On March 12th, 1977, Fr Rutilio Grande SJ was brutally gunned down along with his sacristan Manuel Solorzano and young assistant Nelson Lemus.
In murdering Fr Grande, the oppressive Salvadoran regime had taken its savagery to a new level hard to imagine amid the already existing environment of abduction and torture.
Inspired by the social teaching of Vatican II, Fr Grande was a driving force for change in this corrupt and unjust context.
Whether teaching at the seminary, where he met Oscar Romero, or establishing base communities where the marginalised poor could gain the skills, faith and courage to speak out against the military dictatorship, Grande articulated the fact that the Gospels contain a clear social message, what Fr Pedro Arrupe SJ referred to as ‘the preferential option for the poor’.
The influence that the Second Vatican Council had on Grande brought him to see the role of the clergy as accompaniment of the poor in their journey.
Following his work at the seminary, he became the pastor of the parish of Aguilares, a town near his birthplace. Here he worked with the laity to promote lay collaboration in the work of the gospel.
This in turn, fostered a growing awareness among the people of the injustices endemic in their society. Together they looked for opportunities to create a more just, a more Christian world. This threatened the power of the government and the aristocracy.
In speaking out against the corruption of the regime and on behalf of the dignity of the poor Grande set himself on a collision course with the authorities.
In February 1977 he preached the sermon that would cost him his life. He spoke in honour of Fr Mario Bernal, a Columbian-born priest who had been arrested in El Salvador and deported without being charged.
Grande said: “I am fully aware that very soon the Bible and the Gospels will not be allowed to cross the border.
“All that will reach us will be the covers, since all the pages are subversive…. So that if Jesus crosses the border at Chalatenango, they will not allow him to enter.

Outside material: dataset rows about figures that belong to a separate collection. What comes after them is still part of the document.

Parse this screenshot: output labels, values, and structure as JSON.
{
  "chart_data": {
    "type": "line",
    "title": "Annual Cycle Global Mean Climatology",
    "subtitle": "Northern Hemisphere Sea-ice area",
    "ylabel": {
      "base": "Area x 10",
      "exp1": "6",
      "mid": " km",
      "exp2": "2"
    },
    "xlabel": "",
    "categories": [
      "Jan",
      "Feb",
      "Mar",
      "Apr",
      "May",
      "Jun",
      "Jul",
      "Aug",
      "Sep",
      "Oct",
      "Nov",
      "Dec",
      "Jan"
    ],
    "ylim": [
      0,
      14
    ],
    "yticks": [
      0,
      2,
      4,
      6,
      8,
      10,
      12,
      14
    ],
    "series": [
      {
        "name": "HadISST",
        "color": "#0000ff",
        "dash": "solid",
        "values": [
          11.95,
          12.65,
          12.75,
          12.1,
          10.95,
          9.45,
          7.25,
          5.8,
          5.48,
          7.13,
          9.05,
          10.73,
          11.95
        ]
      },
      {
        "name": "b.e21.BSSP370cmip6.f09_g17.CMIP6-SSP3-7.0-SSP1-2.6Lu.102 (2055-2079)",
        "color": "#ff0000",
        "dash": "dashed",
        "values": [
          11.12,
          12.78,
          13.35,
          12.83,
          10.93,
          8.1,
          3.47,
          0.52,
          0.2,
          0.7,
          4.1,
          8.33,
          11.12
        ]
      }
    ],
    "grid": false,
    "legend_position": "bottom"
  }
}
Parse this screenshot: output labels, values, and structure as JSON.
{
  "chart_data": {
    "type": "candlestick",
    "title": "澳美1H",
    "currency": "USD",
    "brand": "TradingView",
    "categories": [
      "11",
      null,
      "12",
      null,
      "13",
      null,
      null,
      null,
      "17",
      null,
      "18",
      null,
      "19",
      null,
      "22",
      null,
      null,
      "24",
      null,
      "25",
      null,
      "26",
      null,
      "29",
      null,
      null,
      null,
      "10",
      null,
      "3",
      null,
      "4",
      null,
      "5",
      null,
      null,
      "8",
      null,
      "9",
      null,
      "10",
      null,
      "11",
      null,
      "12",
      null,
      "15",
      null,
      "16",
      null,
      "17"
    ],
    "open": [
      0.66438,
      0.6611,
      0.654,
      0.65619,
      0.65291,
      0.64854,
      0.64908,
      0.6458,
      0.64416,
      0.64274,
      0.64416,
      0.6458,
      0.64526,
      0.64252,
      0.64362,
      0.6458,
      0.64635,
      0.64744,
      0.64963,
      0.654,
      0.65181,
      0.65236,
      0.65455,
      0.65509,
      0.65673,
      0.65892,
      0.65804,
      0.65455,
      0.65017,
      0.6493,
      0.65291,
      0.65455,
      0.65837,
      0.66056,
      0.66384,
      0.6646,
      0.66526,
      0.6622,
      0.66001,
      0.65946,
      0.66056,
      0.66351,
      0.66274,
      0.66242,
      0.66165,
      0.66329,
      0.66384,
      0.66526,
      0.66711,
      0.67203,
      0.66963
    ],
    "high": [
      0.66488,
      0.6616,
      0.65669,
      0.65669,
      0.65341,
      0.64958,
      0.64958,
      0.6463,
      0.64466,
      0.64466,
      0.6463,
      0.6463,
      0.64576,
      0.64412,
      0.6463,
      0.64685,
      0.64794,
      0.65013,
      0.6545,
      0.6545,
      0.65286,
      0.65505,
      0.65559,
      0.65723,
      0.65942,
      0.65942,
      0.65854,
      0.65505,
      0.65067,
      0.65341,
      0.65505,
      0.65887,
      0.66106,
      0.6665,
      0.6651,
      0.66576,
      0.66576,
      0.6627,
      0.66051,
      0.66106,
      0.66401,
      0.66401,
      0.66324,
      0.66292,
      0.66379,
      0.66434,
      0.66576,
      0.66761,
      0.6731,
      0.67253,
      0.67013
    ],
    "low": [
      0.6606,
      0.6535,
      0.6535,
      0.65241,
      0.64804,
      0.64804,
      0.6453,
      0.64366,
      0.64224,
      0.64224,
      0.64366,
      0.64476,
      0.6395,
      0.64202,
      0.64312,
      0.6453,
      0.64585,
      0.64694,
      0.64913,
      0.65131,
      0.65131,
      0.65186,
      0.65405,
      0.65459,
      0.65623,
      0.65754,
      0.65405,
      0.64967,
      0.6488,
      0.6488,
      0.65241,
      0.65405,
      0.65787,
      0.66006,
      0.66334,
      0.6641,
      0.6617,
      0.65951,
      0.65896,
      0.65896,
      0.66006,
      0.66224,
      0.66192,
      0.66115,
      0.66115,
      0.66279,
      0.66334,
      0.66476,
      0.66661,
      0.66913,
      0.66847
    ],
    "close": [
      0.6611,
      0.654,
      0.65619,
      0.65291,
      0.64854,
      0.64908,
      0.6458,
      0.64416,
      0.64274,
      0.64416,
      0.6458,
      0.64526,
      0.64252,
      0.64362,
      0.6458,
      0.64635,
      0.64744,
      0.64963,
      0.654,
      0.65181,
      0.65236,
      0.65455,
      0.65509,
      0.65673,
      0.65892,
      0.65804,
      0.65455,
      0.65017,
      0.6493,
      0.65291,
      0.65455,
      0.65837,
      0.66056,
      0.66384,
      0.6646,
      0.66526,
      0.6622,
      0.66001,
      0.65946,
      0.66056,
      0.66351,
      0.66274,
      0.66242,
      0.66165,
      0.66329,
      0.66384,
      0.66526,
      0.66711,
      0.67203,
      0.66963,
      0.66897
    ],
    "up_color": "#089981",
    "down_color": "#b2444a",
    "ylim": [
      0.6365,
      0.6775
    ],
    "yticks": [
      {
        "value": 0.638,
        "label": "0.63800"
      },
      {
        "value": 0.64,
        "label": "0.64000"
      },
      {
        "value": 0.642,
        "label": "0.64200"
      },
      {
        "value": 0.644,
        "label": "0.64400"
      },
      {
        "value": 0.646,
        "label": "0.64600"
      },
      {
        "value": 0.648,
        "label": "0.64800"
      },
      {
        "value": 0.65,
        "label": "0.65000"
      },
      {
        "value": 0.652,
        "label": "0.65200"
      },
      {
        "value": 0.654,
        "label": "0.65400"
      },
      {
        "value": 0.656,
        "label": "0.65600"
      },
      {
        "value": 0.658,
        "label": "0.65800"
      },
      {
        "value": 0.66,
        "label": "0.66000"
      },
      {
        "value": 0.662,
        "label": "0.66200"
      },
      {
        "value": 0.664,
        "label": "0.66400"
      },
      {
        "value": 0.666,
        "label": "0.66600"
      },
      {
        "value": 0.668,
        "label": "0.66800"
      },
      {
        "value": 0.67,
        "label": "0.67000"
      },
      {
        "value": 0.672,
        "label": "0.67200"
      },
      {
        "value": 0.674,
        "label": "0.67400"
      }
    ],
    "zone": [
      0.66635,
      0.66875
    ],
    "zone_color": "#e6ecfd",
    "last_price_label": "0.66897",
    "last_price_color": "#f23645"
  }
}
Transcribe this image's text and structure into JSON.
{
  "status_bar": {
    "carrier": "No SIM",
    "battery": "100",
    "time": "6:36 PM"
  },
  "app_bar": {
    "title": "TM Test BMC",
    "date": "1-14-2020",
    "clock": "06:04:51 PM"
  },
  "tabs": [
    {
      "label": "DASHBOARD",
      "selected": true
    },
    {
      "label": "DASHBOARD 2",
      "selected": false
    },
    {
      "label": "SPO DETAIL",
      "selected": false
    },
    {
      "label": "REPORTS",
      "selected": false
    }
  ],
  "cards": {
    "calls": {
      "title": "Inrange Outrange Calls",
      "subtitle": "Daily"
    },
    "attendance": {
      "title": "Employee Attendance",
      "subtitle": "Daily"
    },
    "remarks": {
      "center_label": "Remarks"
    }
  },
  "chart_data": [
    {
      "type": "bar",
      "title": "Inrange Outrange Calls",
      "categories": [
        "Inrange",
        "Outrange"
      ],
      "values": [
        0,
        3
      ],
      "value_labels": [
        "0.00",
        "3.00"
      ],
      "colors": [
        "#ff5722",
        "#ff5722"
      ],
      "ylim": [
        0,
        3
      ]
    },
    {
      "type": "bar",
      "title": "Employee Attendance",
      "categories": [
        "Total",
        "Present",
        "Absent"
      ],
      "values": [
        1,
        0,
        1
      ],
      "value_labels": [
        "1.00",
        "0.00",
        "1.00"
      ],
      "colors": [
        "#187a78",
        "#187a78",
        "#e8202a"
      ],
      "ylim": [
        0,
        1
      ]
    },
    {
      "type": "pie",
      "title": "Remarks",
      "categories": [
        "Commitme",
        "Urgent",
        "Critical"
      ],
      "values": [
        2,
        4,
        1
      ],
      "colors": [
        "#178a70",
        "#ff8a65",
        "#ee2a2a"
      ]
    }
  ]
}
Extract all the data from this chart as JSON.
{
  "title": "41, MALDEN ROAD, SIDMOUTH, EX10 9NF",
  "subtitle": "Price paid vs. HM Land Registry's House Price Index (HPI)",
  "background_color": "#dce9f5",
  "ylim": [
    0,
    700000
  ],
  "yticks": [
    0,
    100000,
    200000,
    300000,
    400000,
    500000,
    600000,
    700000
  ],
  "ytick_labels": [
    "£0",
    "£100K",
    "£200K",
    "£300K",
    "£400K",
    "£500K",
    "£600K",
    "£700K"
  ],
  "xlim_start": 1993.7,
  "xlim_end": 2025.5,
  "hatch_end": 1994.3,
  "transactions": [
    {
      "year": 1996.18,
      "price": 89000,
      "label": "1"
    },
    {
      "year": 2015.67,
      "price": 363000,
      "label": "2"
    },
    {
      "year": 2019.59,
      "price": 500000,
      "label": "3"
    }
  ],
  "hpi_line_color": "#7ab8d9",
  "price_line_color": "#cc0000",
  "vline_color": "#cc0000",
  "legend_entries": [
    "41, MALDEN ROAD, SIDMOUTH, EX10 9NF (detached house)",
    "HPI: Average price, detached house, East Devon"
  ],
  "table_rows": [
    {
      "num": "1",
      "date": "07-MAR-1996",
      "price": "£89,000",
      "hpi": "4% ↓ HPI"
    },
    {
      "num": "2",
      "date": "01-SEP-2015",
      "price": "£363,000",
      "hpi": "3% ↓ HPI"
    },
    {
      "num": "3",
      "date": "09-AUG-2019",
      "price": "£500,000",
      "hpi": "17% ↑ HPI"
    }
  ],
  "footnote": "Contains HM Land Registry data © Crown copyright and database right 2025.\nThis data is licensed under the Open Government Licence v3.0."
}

“They would accuse him, the man-God, … of being an agitator, of being a …foreigner, who confuses the people with exotic and foreign ideas, anti-democratic ideas…. ideas against God. …they would undoubtedly crucify him again.”
The assassination of Fr Grande was a defining moment in the life of his close friend Oscar Romero.
In this carnage, Romero remembered his origins amongst the poor and gained a new insight into the suffering of the Salvadoran people. He became the voice of the voiceless in large part because he took up the mantel of the pastor from Aguilares.
In due course friendship with Rutilio and with Jesus would also lead Romero to make the ultimate sacrifice for the Salvadoran people.